PP Remote Testing Wiki | Issues / DataHandling

Data Handling

Kinds of data

Remote testing is associated with various kinds of data that need to be exchanged between participants and researchers. These typically include

Participant information, including personally identifiable information (PII) and protected health information (PHI) that may be subject to regulatory compliance constraints.
Stimuli (e.g., audio, image and video data) and experiment parameters. Although often fixed across participants, these may be individualized, for instance when participants are randomly assigned to different "conditions", or if the measurements are adaptive.
Response data, which will likely be the bulk of the data that is of interest to the experimenters. Access to single-trial response data may be needed during testing for progress monitoring and verification of task compliance, to provide feedback to participants, and/or to calculate summary performance metrics to make decisions about task flow. The full set of final responses will then need to be assembled for detailed analyses. Long-term archival and sharing with collaborators or the broader research community are also considerations that may apply.

In some cases PII may incidentally be linked to the response data, thus requiring special considerations. For instance, when verbal responses are recorded, or if there is live video interaction between the participant and experimenter, raw audio/video data will contain identifying information.

Server-side versus client-side data handling

There is considerable technical flexibility in whether the data handling is done on the server side (i.e., online in the "cloud") versus the client side (i.e., on the participant device). Different platforms used for remote testing fall somewhere in the wide spectrum between fully server-side data handling and fully client-side data handling. More information about data handling in particular remote resting platforms may be found in the platform descriptions pages. The examples section features some solutions adopted by different labs for various data handling needs. The balance is typically different depending on whether the platform used for remote testing runs as a standalone application on the participant device (e.g., tablet/smartphone apps, or installable desktop/laptop applications), or served to a browser.

For standalone apps, after initial installation and one-time download of material from the server, the stimuli and experiment parameters are typically stored on the participant device. Although apps can communicate with the server and handle data on the server-side if desired, it is more common for most computations (e.g., to monitor progress, provide feedback, control task flow etc.) to be done on the participant device within the installed app without the need to communicate with the server. The upload of the full final response dataset may then be done once at the end of the task/study either within the app automatically or manually by the participant. For instance, data uploads could be scheduled to occur after each session when the app is closed. Transfer of response data files may also be done manually outside of the app (e.g., participant upload via e-mail or web browser). While manual uploads allow the app to be more minimal in its feature set, this comes with some reduction in standardization of data handling and challenges to logging of data uploads.

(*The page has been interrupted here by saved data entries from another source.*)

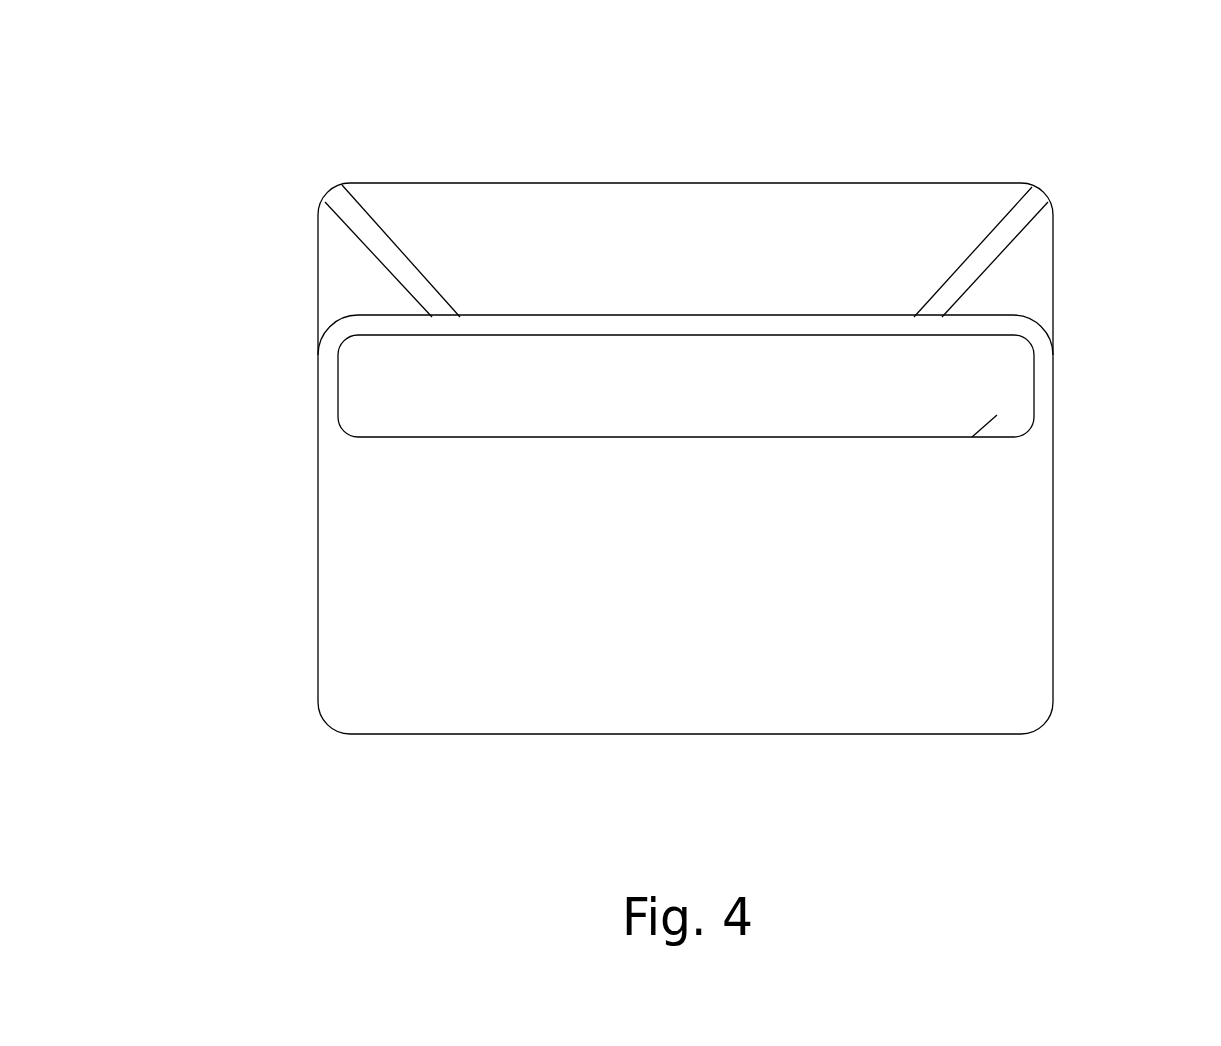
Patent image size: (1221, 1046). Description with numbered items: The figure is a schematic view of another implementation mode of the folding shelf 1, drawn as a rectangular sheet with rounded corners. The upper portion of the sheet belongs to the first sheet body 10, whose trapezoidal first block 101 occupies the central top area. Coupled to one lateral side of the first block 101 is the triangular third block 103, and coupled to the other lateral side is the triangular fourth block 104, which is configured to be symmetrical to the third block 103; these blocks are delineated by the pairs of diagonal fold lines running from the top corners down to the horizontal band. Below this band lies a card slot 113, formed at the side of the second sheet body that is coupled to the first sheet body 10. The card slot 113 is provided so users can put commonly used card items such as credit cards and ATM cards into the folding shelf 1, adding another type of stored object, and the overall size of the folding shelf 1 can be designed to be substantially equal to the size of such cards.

The folding shelf 1 is at (166, 84).
The first sheet body 10 is at (612, 182).
The first block 101 is at (792, 228).
The third block 103 is at (353, 290).
The fourth block 104 is at (1030, 288).
The card slot 113 is at (997, 415).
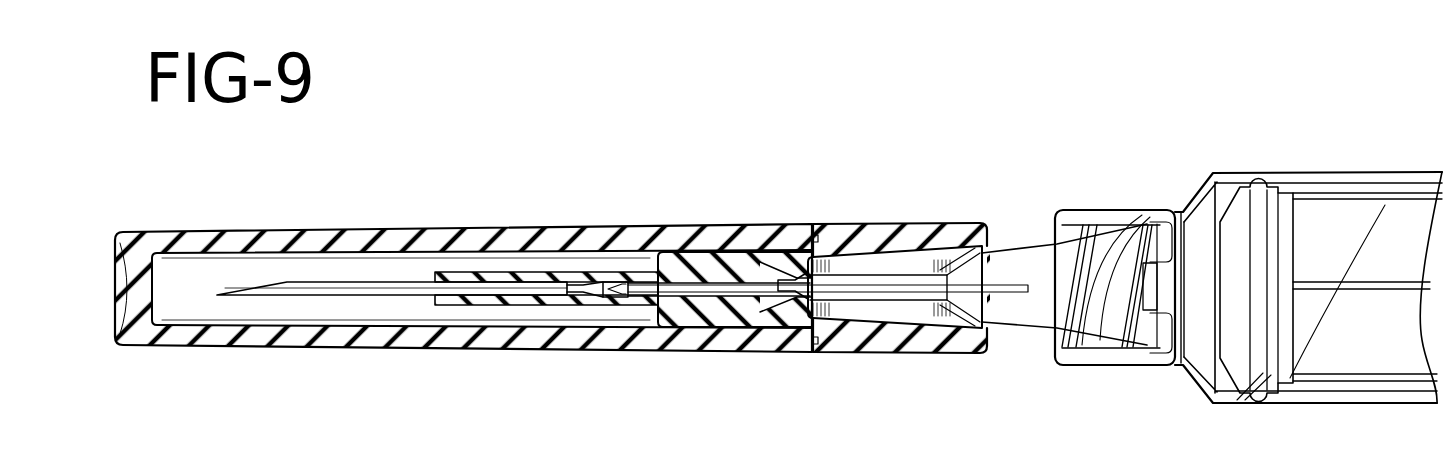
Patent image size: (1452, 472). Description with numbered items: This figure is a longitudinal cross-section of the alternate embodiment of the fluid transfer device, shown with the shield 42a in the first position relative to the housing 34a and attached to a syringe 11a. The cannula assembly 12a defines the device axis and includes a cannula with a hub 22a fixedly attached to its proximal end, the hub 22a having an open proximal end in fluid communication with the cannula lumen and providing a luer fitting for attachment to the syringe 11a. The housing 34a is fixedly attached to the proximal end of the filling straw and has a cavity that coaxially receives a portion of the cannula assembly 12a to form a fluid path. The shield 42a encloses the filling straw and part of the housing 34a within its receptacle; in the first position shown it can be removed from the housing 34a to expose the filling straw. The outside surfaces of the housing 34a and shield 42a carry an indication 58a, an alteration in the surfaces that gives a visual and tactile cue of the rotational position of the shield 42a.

For browser-based platforms, the data handling primarily tends to be done on the server side. It is typical for stimuli and experiment parameters to be stored on the server, and loaded to the participant browsers "just in time" for administering the task. When using JavaScript to control the task, the stimuli my be pre-loaded when the task pages are first requested by the browser to build the so-called document object model. The response data may also be aggregated by the JavaScript code in the browser memory and transferred to the server once at the end, or on a trial-by-trial basis in real-time using asynchronous requests. When only using HTML/CSS without JavaScript to control the task flow, conventional synchronous HTTP requests will be needed to load the stimuli for each trial and write the data to the server; the computations in this case for controlling the flow logic are done on the server. Finally, unlike app-based platforms where the device tends to be associated with a unique participant, browser-based remote testing will need to employ either anonymous sessions using browser cookies, or secure authentication/login information to track an individual participant. Although long-term storage on the participant device is also possible for browser-based testing through the use of cookies with long lifetimes, there is some risk that cookies may be cleared by the participant or other individuals using the browser (without this state-change being known to the server).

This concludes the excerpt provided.